We have assumed that the Uniform Anatomical Gift Act does not apply. ORS 97.250 et seq.
[2] Defendant's demurrer alleged failure to state a "crime" under ORS 135.630(4). The ground for allowing the demurrer and dismissing the complaint under ORS 135.630(4) is that "the facts stated do not constitute an offense." An offense is defined by ORS 161.505 as "either a crime or a violation or an infraction." Even if the complaint failed to state a crime in that it did not allege a culpable mental state, the complaint did allege a violation. Therefore, the complaint did allege facts sufficient to constitute an "offense" under ORS 135.630(4).

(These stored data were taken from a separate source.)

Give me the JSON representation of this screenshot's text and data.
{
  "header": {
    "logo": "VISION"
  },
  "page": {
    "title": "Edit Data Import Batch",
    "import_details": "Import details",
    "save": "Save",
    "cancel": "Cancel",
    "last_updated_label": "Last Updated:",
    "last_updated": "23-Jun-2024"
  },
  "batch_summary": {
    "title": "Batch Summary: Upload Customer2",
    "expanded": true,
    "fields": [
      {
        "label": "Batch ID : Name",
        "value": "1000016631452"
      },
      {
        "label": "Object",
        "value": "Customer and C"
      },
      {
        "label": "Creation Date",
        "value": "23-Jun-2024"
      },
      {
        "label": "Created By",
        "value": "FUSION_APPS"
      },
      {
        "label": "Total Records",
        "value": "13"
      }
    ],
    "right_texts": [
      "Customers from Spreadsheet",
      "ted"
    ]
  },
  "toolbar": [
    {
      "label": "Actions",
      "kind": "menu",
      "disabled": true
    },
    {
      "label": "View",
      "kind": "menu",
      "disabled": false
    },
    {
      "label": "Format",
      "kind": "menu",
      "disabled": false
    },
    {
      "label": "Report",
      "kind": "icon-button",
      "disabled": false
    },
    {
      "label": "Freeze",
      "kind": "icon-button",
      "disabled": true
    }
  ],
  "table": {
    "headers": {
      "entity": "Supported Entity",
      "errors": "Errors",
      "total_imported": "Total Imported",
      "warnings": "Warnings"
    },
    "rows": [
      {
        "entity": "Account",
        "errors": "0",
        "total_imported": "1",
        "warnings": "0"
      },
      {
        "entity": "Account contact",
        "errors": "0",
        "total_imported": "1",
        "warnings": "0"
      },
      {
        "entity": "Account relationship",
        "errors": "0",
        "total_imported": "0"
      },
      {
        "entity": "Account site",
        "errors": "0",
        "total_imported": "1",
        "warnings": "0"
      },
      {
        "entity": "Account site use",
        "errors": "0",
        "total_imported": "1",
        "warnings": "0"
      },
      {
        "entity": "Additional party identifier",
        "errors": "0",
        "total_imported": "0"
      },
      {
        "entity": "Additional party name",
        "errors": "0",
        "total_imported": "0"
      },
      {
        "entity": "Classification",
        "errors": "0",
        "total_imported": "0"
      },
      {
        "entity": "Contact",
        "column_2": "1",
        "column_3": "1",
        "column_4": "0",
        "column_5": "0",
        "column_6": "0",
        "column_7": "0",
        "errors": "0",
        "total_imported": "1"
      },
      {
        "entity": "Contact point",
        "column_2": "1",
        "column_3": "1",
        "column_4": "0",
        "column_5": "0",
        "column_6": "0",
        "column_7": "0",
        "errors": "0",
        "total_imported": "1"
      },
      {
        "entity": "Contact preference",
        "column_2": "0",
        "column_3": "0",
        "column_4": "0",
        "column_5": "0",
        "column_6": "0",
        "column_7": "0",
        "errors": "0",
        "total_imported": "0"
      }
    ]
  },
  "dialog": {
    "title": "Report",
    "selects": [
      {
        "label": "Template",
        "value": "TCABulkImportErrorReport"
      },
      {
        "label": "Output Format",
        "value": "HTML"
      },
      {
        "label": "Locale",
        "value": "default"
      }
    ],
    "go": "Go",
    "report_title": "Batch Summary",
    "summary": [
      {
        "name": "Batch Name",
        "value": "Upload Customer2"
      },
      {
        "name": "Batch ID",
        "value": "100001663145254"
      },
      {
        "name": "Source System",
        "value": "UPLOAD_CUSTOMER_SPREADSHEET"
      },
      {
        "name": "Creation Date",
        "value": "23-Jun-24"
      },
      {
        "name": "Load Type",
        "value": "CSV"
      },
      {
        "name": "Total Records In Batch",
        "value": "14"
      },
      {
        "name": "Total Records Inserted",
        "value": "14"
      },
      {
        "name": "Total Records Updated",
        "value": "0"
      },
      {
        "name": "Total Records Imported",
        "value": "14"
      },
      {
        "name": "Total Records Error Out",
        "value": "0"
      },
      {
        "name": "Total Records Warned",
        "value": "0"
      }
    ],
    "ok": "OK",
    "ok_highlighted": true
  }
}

[3] Pursuant to ORS 161.565, "[a]n offense is a violation if it is so designated in the statute defining the offense or if the offense is punishable only by fine, forfeiture or other civil penalty * * *." ORS 161.575(1) provides:
"Any violation defined by the Oregon Criminal Code is expressly designated in the section defining the offense. Any offense designated outside this code which is punishable as provided in ORS 161.565 shall be considered a violation."
[4] ORS 498.022 and ORS 496.992(1) were enacted in 1973 as the result of a comprehensive revision of the wildlife laws. Or. Laws 1973, ch. 723. ORS 496.992(1) was amended by Or. Laws 1975, ch. 578, § 3, and "misdemeanor" became "class A misdemeanor."
[5] ORS 161.095(2) provides:
"Except as provided in ORS 161.105, a person is not guilty of an offense unless he acts with a culpable mental state with respect to each material element of the offense that necessarily requires a culpable mental state."
[6] One of the "purposes" of the Criminal Code fortifies the statutory requirement that the legislature must "clearly" intend to dispense with the culpability requirement before one can be found criminally liable without fault. ORS 161.025(1)(d) provides:
"(1) The general purposes of chapter 743, Oregon Laws 1971 are:
"* * *
"(d) To define the act or omission and the accompanying mental state that constitute each offense and limit the condemnation of conduct as criminal when it is without fault."
[7] The complaint did not allege a mental state. Therefore, the state did not use its option to plead and prove a culpable mental state to elevate the offense to a misdemeanor under ORS 161.105(3). See McNutt v. State of Oregon, supra.